La polémique autour de la question du droit de vote de la Bundesbank au sein du conseil des gouverneurs de la BCE qui enflamme la presse allemande montre combien la question européenne est encore sensible outre-Rhin. Angela Merkel, qui ne veut pas ouvrir la boîte de Pandore d'une renégociation du statut de la BCE, ne peut encore se permettre de jeter de l'huile sur le feu en acceptant un assouplissement des règles de déficit en Europe, alors même qu'elle a fondé tout son discours depuis 2011 sur leur renforcement comme garantie de la « stabilité » de l'euro et de « l'argent des contribuables allemands. » Elle aurait alors bien du mal à justifier sa position devant son électorat conservateur.
Wolfgang Schäuble, plus puissant que Sigmar Gabriel
Aussi ne doit-on pas oublier que face à Sigmar Gabriel se trouve Wolfgang Schäuble qui, lui, ne cesse de pester contre la politique de la BCE et réclame même une rapide remontée de ses taux.

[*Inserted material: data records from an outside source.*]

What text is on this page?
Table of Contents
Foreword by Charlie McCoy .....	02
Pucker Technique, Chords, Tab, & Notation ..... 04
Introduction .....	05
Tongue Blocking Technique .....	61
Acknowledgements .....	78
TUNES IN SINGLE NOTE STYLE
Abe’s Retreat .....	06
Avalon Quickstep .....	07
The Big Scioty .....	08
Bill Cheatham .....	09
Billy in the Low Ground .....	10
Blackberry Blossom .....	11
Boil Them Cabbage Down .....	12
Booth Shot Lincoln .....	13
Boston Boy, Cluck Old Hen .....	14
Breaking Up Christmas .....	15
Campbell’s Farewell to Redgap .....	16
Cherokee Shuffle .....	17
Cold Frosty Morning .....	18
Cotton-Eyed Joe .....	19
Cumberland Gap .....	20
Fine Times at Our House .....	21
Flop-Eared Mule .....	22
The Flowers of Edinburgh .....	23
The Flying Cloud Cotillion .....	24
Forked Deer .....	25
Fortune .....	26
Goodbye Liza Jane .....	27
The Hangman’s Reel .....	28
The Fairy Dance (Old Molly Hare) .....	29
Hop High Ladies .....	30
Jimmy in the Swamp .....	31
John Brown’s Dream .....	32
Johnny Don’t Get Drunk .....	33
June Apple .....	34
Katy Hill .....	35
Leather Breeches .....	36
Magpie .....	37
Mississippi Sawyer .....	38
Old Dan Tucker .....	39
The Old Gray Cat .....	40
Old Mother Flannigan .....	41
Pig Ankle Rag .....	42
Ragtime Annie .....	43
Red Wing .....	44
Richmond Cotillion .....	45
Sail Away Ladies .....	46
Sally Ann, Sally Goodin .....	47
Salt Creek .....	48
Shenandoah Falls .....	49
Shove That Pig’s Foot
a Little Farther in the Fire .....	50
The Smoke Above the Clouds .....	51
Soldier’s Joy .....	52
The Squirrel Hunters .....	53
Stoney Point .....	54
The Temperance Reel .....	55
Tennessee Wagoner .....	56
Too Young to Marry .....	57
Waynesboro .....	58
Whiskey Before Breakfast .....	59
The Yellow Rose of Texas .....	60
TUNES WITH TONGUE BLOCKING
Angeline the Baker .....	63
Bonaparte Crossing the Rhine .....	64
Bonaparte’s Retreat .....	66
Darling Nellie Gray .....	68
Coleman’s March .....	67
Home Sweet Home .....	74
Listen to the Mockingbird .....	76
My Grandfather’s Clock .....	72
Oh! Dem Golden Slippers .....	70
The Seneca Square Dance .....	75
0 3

Or, ce dernier est le vrai numéro deux du gouvernement. Dans la constitution fédérale, le ministre des Finances dispose d'une puissance inédite ailleurs : lui seul peut ainsi autoriser des dépenses exceptionnelles, même contre l'accord du chancelier (article 108). Plus concrètement, c'est lui qui dirige l'essentiel de la politique européenne par sa participation à l'Eurogroupe. Sans l'accord de Wolfgang Schäuble, le plus fidèle soutien à la politique européenne d'Angela Merkel, la proposition de Sigmar Gabriel restera lettre morte. Or, on voit mal Wolfgang Schäuble, qui est obsédé par la question de « l'aléa moral » autrement dit de cette idée selon laquelle tout adoucissement des règles provoque des excès chez les « mauvais élèves », accepter l'idée de son collègue.
Faire sentir la pression de la SPD à Angela Merkel
Sigmar Gabriel joue donc son jeu politique. Sa position n'est pas aisée. En charge d'un dossier brûlant et difficile (la transition énergétique), il sait aussi que la SPD n'est pas en position de force au sein du gouvernement et n'est que le partenaire « junior » d'Angela Merkel. Il doit donc utiliser tous les moyens possibles pour maintenir la pression sur la chancelière et lui montrer que, lui aussi, dispose d'un « pouvoir de nuisance. » Mais son influence sur la politique européenne demeure très limitée. Angela Merkel ne peut se permettre politiquement de donner à la SPD trop de gages sur ce dossier. François Hollande ne doit donc pas trop compter sur un assouplissement des règles de déficits.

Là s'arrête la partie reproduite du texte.